Убийца теней - Джей Эм
Шрифт:
Интервал:
Закладка:
Для чтения проповеди отец Воллет перешёл к кафедре. Службу он, как полагалось, вёл с покрытой головой, теперь откинул капюшон рясы на плечи. Глядя на священника, Ярла невольно вспомнила определение, которое пришло ей на ум в советном доме: «скульптурная внешность». Да, именно так. Скульптор, изваявший её – сам Воллет. Не иначе как по собственной воле он придал каждой чёрточке своего лица такое аскетическое выражение. А горящий взгляд, которым он обводил собравшихся, казалось, мог прожечь насквозь, увидеть потаённые мысли любого из прихожан. Но так ли? Хочет ли священник угадывать истинные человеческие помыслы – или хочет внушить каждому, что, какими бы эти помыслы ни были, они в любом случае греховны и преступны? Взгляд Воллета заранее обвинял.

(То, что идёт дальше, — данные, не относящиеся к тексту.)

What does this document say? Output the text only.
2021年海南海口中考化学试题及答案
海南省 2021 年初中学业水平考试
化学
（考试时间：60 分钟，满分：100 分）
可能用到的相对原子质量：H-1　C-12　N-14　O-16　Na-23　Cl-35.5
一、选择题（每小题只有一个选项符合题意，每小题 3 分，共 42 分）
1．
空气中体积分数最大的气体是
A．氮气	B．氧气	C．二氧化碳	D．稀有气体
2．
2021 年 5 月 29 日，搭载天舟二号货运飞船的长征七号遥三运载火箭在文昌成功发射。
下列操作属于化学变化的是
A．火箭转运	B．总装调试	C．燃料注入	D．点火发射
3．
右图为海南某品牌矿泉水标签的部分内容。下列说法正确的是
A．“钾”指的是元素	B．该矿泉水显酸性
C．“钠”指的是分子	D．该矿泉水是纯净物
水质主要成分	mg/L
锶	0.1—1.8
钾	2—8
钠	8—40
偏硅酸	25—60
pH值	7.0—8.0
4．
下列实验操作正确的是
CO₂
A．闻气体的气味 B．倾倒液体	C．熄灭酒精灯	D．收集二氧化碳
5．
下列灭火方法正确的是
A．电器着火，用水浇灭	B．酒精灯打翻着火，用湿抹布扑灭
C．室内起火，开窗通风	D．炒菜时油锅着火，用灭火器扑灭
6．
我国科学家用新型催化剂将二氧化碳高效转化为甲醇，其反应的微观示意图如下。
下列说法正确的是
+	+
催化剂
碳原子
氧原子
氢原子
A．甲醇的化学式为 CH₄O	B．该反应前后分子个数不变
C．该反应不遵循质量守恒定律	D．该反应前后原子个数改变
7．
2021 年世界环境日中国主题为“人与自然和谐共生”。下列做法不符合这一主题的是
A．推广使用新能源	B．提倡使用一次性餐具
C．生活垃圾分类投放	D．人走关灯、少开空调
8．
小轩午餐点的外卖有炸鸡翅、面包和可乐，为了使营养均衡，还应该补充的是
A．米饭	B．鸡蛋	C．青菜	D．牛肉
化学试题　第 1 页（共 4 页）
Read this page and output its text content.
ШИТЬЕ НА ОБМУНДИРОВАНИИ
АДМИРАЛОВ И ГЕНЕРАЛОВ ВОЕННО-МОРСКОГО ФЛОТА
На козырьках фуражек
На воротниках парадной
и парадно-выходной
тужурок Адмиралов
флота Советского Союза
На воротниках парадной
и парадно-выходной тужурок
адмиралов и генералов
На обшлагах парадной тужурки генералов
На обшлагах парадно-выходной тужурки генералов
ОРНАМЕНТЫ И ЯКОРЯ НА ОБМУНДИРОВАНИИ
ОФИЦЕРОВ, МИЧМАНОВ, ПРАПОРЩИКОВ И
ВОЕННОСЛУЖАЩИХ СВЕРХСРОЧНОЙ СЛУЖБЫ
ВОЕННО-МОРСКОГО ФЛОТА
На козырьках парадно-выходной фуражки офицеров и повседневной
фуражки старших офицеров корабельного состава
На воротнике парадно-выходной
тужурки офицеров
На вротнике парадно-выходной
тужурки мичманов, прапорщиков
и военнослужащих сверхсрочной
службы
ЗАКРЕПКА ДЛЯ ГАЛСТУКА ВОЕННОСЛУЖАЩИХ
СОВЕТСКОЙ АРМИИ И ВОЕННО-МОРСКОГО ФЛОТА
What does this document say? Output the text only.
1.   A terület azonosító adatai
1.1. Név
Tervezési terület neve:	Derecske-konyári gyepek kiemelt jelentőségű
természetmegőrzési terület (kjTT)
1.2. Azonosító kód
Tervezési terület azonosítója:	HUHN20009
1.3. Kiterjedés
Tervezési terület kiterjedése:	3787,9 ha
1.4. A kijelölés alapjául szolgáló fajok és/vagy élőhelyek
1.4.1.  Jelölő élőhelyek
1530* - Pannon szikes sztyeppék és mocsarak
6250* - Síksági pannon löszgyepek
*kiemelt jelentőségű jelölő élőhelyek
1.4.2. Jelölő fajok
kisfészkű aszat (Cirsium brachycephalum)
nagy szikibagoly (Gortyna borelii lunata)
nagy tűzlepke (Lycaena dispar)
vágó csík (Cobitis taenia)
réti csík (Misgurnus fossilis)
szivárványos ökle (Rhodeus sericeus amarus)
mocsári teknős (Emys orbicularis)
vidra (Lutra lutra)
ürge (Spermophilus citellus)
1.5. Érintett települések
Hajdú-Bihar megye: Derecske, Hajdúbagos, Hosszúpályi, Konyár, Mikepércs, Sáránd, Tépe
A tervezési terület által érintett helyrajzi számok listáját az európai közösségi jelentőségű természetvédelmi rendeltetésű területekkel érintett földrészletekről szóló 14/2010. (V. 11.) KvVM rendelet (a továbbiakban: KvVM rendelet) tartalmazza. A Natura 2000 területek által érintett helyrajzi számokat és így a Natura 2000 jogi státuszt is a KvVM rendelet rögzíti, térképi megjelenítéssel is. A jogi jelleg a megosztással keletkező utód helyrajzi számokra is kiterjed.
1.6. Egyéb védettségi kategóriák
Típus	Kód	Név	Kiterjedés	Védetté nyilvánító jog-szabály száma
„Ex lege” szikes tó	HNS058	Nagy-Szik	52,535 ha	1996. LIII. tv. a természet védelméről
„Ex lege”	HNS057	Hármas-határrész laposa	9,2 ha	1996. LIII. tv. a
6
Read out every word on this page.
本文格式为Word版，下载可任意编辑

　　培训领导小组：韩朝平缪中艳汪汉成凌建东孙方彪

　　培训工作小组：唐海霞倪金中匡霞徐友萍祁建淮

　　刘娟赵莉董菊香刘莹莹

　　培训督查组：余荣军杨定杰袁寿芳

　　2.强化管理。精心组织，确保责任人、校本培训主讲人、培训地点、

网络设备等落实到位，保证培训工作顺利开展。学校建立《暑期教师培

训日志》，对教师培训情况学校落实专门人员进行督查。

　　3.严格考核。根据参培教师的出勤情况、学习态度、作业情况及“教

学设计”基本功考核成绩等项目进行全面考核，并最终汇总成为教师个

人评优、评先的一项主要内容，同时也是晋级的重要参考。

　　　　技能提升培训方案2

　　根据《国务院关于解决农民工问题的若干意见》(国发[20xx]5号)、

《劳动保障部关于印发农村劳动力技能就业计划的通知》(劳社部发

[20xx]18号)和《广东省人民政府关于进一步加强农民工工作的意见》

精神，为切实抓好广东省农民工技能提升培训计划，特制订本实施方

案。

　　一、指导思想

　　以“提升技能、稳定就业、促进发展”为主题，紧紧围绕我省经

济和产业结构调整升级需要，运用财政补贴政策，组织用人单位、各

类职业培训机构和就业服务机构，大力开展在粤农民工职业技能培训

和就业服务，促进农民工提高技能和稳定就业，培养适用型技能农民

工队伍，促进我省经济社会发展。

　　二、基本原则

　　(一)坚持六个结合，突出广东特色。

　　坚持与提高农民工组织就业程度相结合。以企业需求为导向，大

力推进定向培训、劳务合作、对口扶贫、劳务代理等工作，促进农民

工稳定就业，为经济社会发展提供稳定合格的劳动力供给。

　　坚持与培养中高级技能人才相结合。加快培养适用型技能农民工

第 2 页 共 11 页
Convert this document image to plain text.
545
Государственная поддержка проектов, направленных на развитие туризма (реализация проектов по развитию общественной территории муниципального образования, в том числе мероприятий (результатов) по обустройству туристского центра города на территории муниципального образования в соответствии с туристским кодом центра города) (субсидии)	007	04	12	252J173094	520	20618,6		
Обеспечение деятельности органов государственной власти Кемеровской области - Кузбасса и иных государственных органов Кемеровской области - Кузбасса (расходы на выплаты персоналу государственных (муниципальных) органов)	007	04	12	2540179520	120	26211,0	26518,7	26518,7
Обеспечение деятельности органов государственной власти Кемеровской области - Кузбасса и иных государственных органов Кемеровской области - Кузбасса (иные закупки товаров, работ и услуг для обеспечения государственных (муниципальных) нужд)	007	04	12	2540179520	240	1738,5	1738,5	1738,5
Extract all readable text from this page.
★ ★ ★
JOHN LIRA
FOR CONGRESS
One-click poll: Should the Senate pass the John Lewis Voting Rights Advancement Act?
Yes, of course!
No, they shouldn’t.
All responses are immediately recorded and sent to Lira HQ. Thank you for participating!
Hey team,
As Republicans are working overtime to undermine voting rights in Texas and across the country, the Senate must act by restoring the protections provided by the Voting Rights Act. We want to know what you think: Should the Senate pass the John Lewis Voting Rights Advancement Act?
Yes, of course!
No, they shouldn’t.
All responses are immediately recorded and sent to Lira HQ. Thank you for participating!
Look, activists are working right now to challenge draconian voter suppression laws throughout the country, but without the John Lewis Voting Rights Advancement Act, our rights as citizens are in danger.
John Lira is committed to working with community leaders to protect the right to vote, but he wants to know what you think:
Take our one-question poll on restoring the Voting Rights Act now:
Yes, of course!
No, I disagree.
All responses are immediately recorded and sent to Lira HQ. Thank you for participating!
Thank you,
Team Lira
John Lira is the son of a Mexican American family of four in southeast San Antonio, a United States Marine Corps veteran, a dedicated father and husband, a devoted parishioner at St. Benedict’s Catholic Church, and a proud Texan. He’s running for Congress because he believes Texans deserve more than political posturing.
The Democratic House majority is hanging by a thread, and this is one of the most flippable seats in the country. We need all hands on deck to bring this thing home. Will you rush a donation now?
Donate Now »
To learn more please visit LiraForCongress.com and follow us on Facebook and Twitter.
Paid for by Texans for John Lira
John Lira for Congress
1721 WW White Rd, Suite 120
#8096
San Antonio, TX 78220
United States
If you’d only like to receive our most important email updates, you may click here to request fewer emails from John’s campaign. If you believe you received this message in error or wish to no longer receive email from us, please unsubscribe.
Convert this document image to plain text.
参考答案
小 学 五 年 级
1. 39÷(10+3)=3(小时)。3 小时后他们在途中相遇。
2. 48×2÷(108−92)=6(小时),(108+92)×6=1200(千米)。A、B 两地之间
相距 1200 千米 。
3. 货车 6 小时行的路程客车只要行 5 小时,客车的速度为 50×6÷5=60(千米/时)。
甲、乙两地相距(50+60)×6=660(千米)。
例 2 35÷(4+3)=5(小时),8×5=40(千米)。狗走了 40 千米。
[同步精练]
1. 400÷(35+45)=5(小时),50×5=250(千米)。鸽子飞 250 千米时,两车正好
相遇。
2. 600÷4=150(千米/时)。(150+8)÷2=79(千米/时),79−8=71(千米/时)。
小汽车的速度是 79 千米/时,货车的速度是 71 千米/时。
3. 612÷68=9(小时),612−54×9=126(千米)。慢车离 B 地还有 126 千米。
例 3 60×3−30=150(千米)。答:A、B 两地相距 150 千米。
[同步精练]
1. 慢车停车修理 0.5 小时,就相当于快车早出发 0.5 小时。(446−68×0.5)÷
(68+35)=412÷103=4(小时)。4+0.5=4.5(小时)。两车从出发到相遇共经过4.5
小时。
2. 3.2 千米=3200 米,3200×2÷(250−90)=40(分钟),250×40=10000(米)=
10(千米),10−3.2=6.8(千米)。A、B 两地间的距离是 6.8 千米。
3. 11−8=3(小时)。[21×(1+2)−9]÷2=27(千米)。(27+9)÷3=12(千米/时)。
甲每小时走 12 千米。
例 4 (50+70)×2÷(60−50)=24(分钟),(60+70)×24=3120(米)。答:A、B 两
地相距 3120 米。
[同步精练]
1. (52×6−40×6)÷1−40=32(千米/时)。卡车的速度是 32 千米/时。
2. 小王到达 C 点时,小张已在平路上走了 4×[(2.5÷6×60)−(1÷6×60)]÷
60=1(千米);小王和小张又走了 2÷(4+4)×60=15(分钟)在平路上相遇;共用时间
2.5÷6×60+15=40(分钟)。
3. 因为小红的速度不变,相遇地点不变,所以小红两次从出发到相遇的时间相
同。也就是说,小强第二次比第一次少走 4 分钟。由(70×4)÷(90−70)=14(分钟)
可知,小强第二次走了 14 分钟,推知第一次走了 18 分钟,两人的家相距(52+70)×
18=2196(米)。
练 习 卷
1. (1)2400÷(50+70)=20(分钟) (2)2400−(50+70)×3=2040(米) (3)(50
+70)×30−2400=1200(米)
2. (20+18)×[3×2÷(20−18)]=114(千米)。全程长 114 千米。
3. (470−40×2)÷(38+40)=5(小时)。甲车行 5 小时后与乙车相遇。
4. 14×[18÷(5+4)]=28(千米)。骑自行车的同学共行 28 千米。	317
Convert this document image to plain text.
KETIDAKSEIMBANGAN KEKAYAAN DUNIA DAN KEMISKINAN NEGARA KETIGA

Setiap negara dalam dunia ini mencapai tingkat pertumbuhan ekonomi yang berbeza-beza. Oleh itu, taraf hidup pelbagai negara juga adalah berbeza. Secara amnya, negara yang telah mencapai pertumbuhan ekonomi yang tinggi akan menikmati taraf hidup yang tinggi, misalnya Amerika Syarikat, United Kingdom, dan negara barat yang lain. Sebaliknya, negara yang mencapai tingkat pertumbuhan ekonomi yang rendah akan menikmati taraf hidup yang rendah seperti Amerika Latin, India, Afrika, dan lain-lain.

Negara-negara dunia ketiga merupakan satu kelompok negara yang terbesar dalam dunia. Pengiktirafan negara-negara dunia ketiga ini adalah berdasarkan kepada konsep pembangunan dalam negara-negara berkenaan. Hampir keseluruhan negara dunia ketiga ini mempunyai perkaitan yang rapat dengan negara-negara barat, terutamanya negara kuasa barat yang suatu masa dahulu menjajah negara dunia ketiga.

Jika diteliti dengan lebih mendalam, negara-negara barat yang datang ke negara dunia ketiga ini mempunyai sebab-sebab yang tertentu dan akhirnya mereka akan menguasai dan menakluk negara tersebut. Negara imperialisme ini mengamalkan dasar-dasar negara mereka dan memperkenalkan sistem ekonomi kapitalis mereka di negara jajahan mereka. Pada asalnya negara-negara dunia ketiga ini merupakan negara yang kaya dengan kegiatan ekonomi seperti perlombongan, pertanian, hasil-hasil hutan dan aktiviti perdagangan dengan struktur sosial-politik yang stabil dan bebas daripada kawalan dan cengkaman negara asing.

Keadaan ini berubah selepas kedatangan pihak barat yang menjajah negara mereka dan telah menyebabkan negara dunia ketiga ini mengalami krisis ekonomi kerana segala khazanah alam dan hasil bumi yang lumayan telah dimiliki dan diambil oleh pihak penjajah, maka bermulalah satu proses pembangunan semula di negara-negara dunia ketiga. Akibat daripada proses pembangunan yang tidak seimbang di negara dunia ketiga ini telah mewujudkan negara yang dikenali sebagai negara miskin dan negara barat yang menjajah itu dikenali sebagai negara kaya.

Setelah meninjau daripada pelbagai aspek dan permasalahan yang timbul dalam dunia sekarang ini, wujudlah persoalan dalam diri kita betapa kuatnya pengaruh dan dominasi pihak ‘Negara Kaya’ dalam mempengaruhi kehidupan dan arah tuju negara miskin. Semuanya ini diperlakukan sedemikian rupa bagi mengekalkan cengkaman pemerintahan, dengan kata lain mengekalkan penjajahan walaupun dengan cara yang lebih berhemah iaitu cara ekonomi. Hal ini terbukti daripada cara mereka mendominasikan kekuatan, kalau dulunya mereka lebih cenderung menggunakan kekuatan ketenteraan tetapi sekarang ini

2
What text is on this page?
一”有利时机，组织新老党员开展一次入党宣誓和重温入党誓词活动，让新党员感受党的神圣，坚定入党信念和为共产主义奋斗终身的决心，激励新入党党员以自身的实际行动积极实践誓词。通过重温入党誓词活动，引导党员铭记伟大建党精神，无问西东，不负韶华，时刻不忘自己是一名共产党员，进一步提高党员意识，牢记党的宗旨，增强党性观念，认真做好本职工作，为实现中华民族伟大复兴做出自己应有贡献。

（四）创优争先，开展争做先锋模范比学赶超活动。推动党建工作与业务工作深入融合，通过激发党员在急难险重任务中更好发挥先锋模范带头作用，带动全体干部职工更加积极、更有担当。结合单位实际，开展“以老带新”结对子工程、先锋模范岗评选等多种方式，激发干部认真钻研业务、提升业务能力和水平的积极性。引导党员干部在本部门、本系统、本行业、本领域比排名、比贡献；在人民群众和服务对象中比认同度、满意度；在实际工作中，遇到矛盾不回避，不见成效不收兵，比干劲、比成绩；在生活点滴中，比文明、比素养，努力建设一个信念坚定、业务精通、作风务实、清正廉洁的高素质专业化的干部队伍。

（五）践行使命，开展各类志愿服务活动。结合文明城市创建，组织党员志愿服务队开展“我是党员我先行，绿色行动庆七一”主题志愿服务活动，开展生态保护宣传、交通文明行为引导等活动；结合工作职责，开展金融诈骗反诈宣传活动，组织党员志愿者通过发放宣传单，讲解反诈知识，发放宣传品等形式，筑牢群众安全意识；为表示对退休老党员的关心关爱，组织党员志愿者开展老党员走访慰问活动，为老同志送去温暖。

Первый священник взял на себя роль судьи – и верил, что имеет на это полное право.
Но другой взгляд, взгляд сумеречного охотника, видел если не сами помыслы, то их последствия. Воллет для этого взгляда был такой же открытой книгой, как другие. Ярле стало ясно, что этого человека можно было бы пожалеть, если бы… если бы проявления его склонностей не были такими страшными. Действительно страшными, потому что и сами эти склонности, и их тени представляли угрозу для людей. Как бы в скором времени лореттцам снова помощь сумеречного охотника не потребовалась…
Снова. Она, Ярла, ещё и с нынешним делом не разобралась, а уже про какое-то «снова» думает. Надо отвлечься от возможностей и вероятностей и сосредоточиться на «сегодня» и «сейчас».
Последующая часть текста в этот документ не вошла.